What is arthritis/ osteoarthritis?

Arthritis occurs when the cartilage encasing the bones, which aids fluent movement in the joint, is damaged, resulting in friction. Any joint in the body can be affected by arthritis.

Osteoarthritis, rheumatoid arthritis, big toe arthritis (hallux rigidus), midfoot arthritis and hindfoot arthritis are just some of the varieties of arthritis affecting the foot and ankle.

What causes ankle arthritis/osteoarthritis?

Some 70% of cases of foot and ankle arthritis are due to a previous injury. Other less common causes include rheumatoid arthritis, previous infection in the ankle joint, gout and rarely bleeding conditions such as haemophilia.

Ankle arthritis/osteoarthritis

Rheumatoid arthritis

An estimated 90% of people with rheumatoid arthritis (a chronic disease of the immune system), also suffer with ankle arthritis. Rheumatoid arthritis causes the joint’s lining to become inflamed and swell, resulting in permanent damage to the joint.

Rheumatoid arthritis differs from osteoarthritis in that rheumatoid arthritis normally leads to swelling, stiffness and pain affecting the same joints in both feet. Symptoms can be experienced in the ankle, forefoot, midfoot, and hindfoot.

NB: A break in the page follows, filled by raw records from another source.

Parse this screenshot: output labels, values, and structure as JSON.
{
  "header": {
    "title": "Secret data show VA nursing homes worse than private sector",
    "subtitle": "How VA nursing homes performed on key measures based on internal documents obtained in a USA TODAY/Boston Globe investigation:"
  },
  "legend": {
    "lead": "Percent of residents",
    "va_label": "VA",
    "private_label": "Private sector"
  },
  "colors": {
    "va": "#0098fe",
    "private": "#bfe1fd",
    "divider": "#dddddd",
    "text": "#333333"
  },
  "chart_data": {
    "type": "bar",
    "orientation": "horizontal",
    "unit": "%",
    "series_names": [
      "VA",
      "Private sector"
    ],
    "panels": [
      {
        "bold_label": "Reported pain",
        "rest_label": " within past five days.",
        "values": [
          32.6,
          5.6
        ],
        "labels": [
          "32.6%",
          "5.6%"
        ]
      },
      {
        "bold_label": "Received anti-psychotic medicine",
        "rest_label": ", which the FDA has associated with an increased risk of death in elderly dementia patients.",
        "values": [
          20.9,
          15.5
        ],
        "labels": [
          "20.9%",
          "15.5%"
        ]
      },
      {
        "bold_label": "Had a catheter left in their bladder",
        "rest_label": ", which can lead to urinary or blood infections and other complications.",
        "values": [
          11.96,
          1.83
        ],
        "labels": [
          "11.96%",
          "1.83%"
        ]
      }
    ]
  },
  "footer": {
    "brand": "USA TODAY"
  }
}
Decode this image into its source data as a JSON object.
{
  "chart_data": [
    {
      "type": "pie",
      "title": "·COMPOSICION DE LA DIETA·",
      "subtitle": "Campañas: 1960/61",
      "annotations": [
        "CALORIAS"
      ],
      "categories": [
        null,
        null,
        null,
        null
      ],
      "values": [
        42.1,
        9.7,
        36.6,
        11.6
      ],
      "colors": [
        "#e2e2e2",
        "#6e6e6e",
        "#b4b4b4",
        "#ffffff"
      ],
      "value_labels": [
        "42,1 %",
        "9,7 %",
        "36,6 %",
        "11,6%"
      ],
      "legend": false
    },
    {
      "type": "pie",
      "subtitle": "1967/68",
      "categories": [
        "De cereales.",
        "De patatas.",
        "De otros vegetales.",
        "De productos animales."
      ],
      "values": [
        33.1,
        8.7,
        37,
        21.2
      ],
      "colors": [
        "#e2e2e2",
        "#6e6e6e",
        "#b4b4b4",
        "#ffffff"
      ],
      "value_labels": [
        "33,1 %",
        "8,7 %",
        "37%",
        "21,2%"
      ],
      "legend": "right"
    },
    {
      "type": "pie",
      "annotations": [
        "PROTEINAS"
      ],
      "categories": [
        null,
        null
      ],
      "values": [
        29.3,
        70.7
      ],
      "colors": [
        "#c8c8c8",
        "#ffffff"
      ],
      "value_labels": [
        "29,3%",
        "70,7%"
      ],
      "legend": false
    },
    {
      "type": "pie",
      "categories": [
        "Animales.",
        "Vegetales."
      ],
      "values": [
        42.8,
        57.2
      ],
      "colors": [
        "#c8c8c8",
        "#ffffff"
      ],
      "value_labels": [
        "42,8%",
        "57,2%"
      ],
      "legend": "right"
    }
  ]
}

Big toe arthritis or hallux rigidus

Found in one or both feet, big toe arthritis is arthritis in the big toe’s metatarsophalangeal (MTP) joint. ‘Hallux’ means the big toe and ‘rigidus’, rigid or stiff, in Latin.

Hindfoot arthritis

The hindfoot starts just below the ankle joint and finishes at the Chopart joint. It consists of the ankle bone (talus) and heel bone (calcaneum).

Midfoot arthritis

The midfoot starts at the Chopart joint and finishes at the Lisfranc (tarsometatarsal) joint. It is made up of five bones: the cuboid, navicular, medial, intermediate and lateral cuneiform bones.